On this past 2 weeks our so, my blog as had 149 views .... wich is crazy , and I have a few people that actualy follow me. (I mean they come and see my stuff but they are anonimous.)

Wich realy makes me happy, Im happy , yeei !

When I started this blog on the aspies forum I wanted it as a place to vent, becouse I was so ... into my own litle things and I toght no one would understand it and such. And they did, and Aniway. I saw Beckie doing it and it just inspired me.

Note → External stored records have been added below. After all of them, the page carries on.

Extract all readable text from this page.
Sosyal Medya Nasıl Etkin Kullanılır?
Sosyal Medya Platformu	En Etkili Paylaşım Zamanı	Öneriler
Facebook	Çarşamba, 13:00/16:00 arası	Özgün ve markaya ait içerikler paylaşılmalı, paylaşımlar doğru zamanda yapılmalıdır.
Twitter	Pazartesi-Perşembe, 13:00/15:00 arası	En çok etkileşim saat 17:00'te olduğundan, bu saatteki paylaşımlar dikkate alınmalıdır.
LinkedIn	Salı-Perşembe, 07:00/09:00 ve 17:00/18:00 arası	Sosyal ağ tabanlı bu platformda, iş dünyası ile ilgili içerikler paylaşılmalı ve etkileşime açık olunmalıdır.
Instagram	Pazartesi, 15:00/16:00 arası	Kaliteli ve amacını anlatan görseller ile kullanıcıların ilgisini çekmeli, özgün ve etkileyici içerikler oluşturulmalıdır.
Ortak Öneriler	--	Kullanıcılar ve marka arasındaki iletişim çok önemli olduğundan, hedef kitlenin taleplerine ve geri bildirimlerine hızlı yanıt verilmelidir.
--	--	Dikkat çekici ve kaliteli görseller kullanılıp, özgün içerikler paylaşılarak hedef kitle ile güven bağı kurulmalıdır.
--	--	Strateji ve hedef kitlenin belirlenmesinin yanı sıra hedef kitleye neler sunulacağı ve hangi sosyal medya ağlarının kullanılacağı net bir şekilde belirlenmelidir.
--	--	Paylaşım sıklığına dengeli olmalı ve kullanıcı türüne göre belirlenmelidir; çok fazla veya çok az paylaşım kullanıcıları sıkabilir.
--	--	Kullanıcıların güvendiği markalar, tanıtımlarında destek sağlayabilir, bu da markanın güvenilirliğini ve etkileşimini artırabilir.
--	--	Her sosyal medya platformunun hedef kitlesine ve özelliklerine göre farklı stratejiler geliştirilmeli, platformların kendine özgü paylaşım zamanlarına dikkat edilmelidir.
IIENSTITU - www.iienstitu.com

Aniway I´m having a lot of views from Portugal...wich is wierd becouse this blog is in english, the only toght I can came up with  is that, my link, its in portuguese.

So maybe, maybe, I´l make a page in portuguese for this people. To talk about ....what they came in to search.

(Vocês percebem o que eu escrevo? Estão aqui á procura de informações sobre AS? Eu só disse isso por causa do meu link ser relacionado com aspies... yeah, se quiserem posso fazer uma página em português dedicada a vocês o que acham ?  ----Translation- I just asked them if they came here  searching for AS informations.And the page thing.)

So now I´m on the process of tranlating a TED video in portuguese, the video is about the ALS bucket chalenge, its a realy deep story, and Peet just inspired me like hell.
If you want to watch the ted talk its here:

https://www.youtube.com/watch?v=lr-mXnUoUXM

and the ice bucket chalenge of Bill gates, you will understand why after watching the first video.

https://www.youtube.com/watch?v=XS6ysDFTbLU

this desease is terrefing just to tho think about it. Its like alzhimer only in the body,

I realy wish they can find a cure.

to both deseases.

so, since im just ranting about nothing.

cuz thats what im realy good at doing, I´m gonna leave you and when I come back, I´ll come back with some proper posts.

Yeah...

See you :)

Thursday, December 4, 2014

Entry number 15 - Update, boring one.

Hello everyone, beutifull people XD

A quick update about yesterday

My sister in law asked me to draw my nephews pictures ! I'm gonna try my best , what I usualy draw is manga, not real stuff, but I'll try, plus she wants to pay ( of course im not making it  high, she 's familie ! :) )
Finaly im doing something !
Also, i started coding again, I just coded a litle thanks to the computer, im gonna try again today on the tablet. I looooove programing it makes me feel acomplished:)

I gotta stick withe the litle good stuff I have, so I can batle the stupid depression out.

I'll come again soon posting about manga stuff.....I think.